Remember above when we found a random sample of fruits
? Here is more or less the code we used:
fruits <- rep(c("orange", "apple", "banana"), 10)
length(fruits)
## [1] 30
random_sample <- fruits[sample(1:30, size = 5)]
random_sample
## [1] "orange" "banana" "apple" "orange" "apple"
The third line, where we create random_sample
, is not very general. Why? In this case, fruits
has 30 elements. What if it instead had 50 elements? Then the third line would not give us a random sample.
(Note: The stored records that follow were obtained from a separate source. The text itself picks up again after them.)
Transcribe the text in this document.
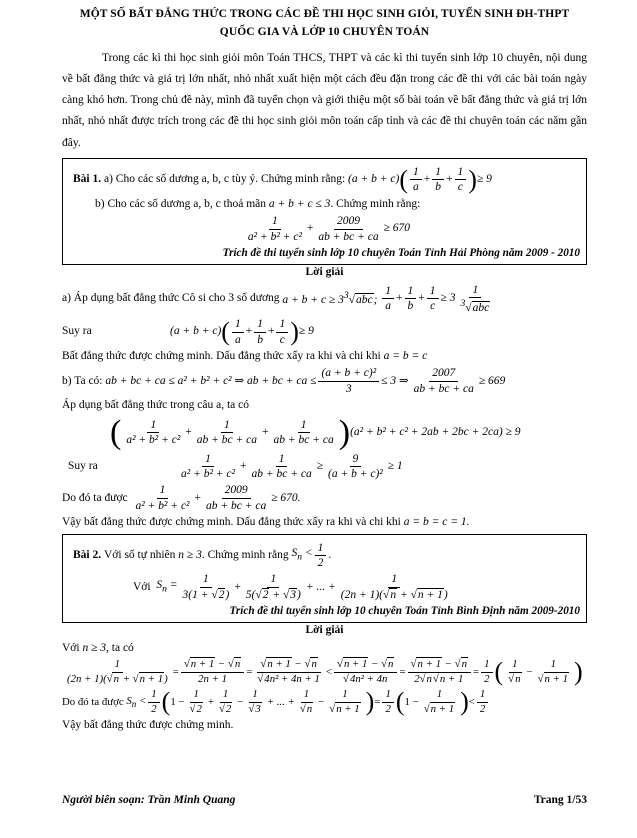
MỘT SỐ BẤT ĐẲNG THỨC TRONG CÁC ĐỀ THI HỌC SINH GIỎI, TUYỂN SINH ĐH-THPT
QUỐC GIA VÀ LỚP 10 CHUYÊN TOÁN
Trong các kì thi học sinh giỏi môn Toán THCS, THPT và các kì thi tuyển sinh lớp 10 chuyên, nội dung về bất đẳng thức và giá trị lớn nhất, nhỏ nhất xuất hiện một cách đều đặn trong các đề thi với các bài toán ngày càng khó hơn. Trong chủ đề này, mình đã tuyển chọn và giới thiệu một số bài toán về bất đẳng thức và giá trị lớn nhất, nhỏ nhất được trích trong các đề thi học sinh giỏi môn toán cấp tỉnh và các đề thi chuyên toán các năm gần đây.
Bài 1.
a) Cho các số dương a, b, c tùy ý. Chứng minh rằng:
(a + b + c) ( $\frac{1}{a} + \frac{1}{b} + \frac{1}{c}$ ) ≥ 9
b) Cho các số dương a, b, c thoả mãn
a + b + c ≤ 3 . Chứng minh rằng:
$\frac{1}{\text{a² + b² + c²}} + \frac{2009}{ab + bc + ca} \ge 670$
Trích đề thi tuyển sinh lớp 10 chuyên Toán Tỉnh Hải Phòng năm 2009 - 2010
Lời giải
a) Áp dụng bất đẳng thức Cô si cho 3 số dương
$a + b + c \ge 3^3√abc$;
$\frac{1}{a} + \frac{1}{b} + \frac{1}{c} \ge 3 \frac{1}{^3√abc}$
Suy ra	(a + b + c) ( $\frac{1}{a} + \frac{1}{b} + \frac{1}{c}$ ) ≥ 9
Bất đẳng thức được chứng minh. Dấu đẳng thức xẩy ra khi và chi khi
a = b = c
b) Ta có:
ab + bc + ca ≤ a² + b² + c² ⇒ ab + bc + ca ≤ $\frac{\text{(a + b + c)²}}{3} \le 3$ ⇒ $\frac{2007}{ab + bc + ca} \ge 669$
Áp dụng bất đẳng thức trong câu a, ta có
( $\frac{1}{\text{a² + b² + c²}} + \frac{1}{ab + bc + ca} + \frac{1}{ab + bc + ca}$ ) (a² + b² + c² + 2ab + 2bc + 2ca) ≥ 9
Suy ra	$\frac{1}{\text{a² + b² + c²}} + \frac{1}{ab + bc + ca} \ge \frac{9}{\text{(a + b + c)²}} \ge 1$
Do đó ta được
$\frac{1}{\text{a² + b² + c²}} + \frac{2009}{ab + bc + ca} \ge 670$.
Vậy bất đẳng thức được chứng minh. Dấu đẳng thức xẩy ra khi và chi khi
a = b = c = 1.
Bài 2.
Với số tự nhiên
n ≥ 3 . Chứng minh rằng
$S_n < \frac{1}{2}$ .
Với
$S_n = \frac{1}{3(1 + √2)} + \frac{1}{5(√2 + √3)}$ + ... + $\frac{1}{(2n + 1)(√n + √n + 1)}$
Trích đề thi tuyển sinh lớp 10 chuyên Toán Tỉnh Bình Định năm 2009-2010
Lời giải
Với
n ≥ 3 , ta có
$\frac{1}{(2n + 1)(√n + √n + 1)} = \frac{√n + 1 - √n}{2n + 1} = \frac{√n + 1 - √n}{\text{√4n² + 4n + 1}} < \frac{√n + 1 - √n}{\text{√4n² + 4n}} = \frac{√n + 1 - √n}{2√n√n + 1} = \frac{1}{2}$ ( $\frac{1}{√n} - \frac{1}{√n + 1}$ )
Do đó ta được
$S_n < \frac{1}{2}$ ( $1 - \frac{1}{√2} + \frac{1}{√2} - \frac{1}{√3}$ + ... + $\frac{1}{√n} - \frac{1}{√n + 1}$ ) = $\frac{1}{2}$ ( $1 - \frac{1}{√n + 1}$ ) < $\frac{1}{2}$
Vậy bất đẳng thức được chứng minh.
Người biên soạn: Trần Minh Quang	Trang 1/53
Or more precisely, this line would give us a random sample of the 30 first elements of fruits — the last 20 elements would not have a chance of being included. We could modify the third line to read random_sample <- fruits[sample(1:50, size = 5)]
. But if we then modified fruits
to have a different number of elements again we’d end up with the same problem.
Here’s the solution: find the number of elements of fruits using length()
and then input this as an argument in the sample()
function.
fruits <- rep(c("orange", "apple", "banana"), 100)
n <- length(fruits) #store the result of length() in an object
n
## [1] 300
random_sample <- fruits[sample(1:n, size = 5)] #now use 'n' in the sample() function
random_sample
## [1] "orange" "orange" "orange" "banana" "orange"
# Or we could have used length() directly in the sample() function
# Note: Accomplishes the same thing as first creating 'n'
random_sample <- fruits[sample(1:length(fruits), size = 5)]
Exercises
Create a vector that represents the age of at least four different family members or friends. You can name it whatever you want.
What is the mean age of the people in your vector? Find out in two ways, with and without using the
mean()
command.How old is the youngest person in your vector? (Use an R command to find out.)
What is the age gap between the youngest person and the oldest person in your vector? (Again use R to find out, and try to be as general as possible in the sense that your code should work even if the elements in your vector, or their order, change.)
How many people in your vector are above age 25? (Again, try to make your code work even in the case that your vector changes.)
Replace the age of the oldest person in your vector with the age of someone else you know.
Create a new vector that indicates how old each person in your vector will be in 10 years.
Create a new vector that indicates what year each person in your vector will turn 100 years old.
Create a new vector with a random sample of 3 individuals from your original vector. What is the mean age of the people in this new vector?